Two young men from very different backgrounds have their friendship severely tested by, of all things, a bird of prey. The Falconer is in competition at Manchester Film Festival.

There’s a world of difference between the family circumstances of teenagers Tariq and Cai, but they have known each other since they were very young and are close friends where they work together in Muscat, the capital city of Oman.

Tariq (Rami Zahar) lives with his father and siblings – his mother has died and dad is worried about making ends meet. Cai (Rupert Fennessy) is a Westerner, pale-skinned, and always with a skateboard, who speaks fluent Arabic and lives with his parents – both academics – in a wealthier part of town.

Shortly after attending the wedding of Tariq’s sister Alia (Noor Al Huda), they learn that she wants to divorce her husband due to his brutal behaviour, and Tariq sees no option but to sell some of the animals from the zoo where they work in order to raise the necessary funds.

The whole story is based on true events which took place in Yemen and had the collaboration of the (now fully adult) men and woman at its centre. It weaves together a multitude of themes, from friendship across cultural differences, through animal conservation and care, to the position and expectations of women in society, and all seen through the lens of these two friends.

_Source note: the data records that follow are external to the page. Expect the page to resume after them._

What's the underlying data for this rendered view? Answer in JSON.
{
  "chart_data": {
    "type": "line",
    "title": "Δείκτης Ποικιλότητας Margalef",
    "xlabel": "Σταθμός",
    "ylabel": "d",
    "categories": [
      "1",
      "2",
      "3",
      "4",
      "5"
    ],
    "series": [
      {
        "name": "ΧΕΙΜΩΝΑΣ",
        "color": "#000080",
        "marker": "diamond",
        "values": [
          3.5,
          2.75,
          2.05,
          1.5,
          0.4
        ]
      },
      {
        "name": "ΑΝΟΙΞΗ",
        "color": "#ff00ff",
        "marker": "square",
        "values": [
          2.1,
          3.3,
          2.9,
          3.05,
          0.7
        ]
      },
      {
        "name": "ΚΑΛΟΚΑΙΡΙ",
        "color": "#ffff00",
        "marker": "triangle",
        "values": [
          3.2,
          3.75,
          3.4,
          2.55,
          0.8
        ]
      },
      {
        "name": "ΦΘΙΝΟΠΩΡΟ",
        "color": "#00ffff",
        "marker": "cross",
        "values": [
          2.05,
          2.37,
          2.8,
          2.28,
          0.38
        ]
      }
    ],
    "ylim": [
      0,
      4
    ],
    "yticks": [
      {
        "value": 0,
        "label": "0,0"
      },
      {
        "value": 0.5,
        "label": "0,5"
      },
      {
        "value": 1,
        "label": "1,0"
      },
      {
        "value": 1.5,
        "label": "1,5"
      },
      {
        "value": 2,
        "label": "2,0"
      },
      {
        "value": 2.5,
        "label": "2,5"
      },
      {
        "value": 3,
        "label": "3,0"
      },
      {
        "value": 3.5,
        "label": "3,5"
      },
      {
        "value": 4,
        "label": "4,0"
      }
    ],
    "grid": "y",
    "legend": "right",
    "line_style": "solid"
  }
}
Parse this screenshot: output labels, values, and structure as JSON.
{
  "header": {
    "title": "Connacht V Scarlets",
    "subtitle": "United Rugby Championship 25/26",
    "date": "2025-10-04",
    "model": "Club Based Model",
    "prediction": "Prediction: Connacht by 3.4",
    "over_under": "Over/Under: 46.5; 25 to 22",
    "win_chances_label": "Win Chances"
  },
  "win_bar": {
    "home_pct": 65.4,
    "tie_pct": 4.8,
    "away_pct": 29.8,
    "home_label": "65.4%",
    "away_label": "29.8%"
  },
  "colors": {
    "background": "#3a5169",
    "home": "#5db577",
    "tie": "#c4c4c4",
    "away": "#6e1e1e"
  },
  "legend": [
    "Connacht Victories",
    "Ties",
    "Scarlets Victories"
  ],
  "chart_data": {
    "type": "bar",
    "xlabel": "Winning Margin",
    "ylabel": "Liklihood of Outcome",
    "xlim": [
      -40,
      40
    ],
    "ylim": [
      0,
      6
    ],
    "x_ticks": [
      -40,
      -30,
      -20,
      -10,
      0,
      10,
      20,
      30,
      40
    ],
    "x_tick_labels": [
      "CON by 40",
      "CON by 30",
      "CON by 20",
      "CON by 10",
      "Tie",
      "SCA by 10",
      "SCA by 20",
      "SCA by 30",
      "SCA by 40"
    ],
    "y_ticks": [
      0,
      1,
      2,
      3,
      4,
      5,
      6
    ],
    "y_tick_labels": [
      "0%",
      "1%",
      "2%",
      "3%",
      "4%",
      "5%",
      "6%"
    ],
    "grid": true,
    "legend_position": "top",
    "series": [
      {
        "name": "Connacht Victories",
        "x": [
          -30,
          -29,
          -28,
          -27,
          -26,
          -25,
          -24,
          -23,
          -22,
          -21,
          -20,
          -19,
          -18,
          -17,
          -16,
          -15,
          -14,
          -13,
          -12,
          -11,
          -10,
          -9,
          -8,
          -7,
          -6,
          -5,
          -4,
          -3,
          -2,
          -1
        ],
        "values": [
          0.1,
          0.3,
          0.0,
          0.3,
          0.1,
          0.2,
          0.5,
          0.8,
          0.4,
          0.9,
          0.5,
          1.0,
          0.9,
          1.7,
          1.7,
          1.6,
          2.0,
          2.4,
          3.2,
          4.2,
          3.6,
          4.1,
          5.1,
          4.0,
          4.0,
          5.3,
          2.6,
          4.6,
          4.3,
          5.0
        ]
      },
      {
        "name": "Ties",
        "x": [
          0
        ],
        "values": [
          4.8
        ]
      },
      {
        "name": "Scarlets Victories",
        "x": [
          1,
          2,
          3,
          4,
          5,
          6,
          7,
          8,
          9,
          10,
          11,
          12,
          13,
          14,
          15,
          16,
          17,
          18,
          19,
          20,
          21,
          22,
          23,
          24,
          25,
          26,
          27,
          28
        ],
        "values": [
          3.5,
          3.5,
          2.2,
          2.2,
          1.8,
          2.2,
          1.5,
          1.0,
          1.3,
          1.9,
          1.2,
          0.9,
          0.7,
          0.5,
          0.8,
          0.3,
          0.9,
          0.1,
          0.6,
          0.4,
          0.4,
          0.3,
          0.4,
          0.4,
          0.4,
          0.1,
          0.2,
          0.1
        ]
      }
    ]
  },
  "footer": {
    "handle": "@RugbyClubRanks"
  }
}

The Falconer is an absolute delight to watch, and opens up a whole new world to any viewer – and also possibly serves as a great picture postcard for the country’s tourist industry too because it is beautiful. Captured by cinematographer Nicholas Bupp, whether it’s the mountains, the sea, or the plains, everything looks stunning. There’s a moment where the falcon is held high on a gauntlet atop a mountain with the sun shining behind her which absolutely took my breath away.

But it’s the friendship between the two young men, and their attempts at training the falcon, which is the heart of The Falconer. This is a first acting credit for both Zahar and Fennessy, and I would be surprised if it is the last. The warmth of their relationship beams from the screen, and they inhabit their characters with such ease and authenticity that it is heartbreaking when they have a falling out. Kudos also for the way in which they have clearly invested time in learning how to handle the falcon and other animals so that everything appears seamless.

The Falconer is an unexpected gem of a film, and I hope to see more from its young cast before too long.

The Falconer is in competition at Manchester Film Festival 2022.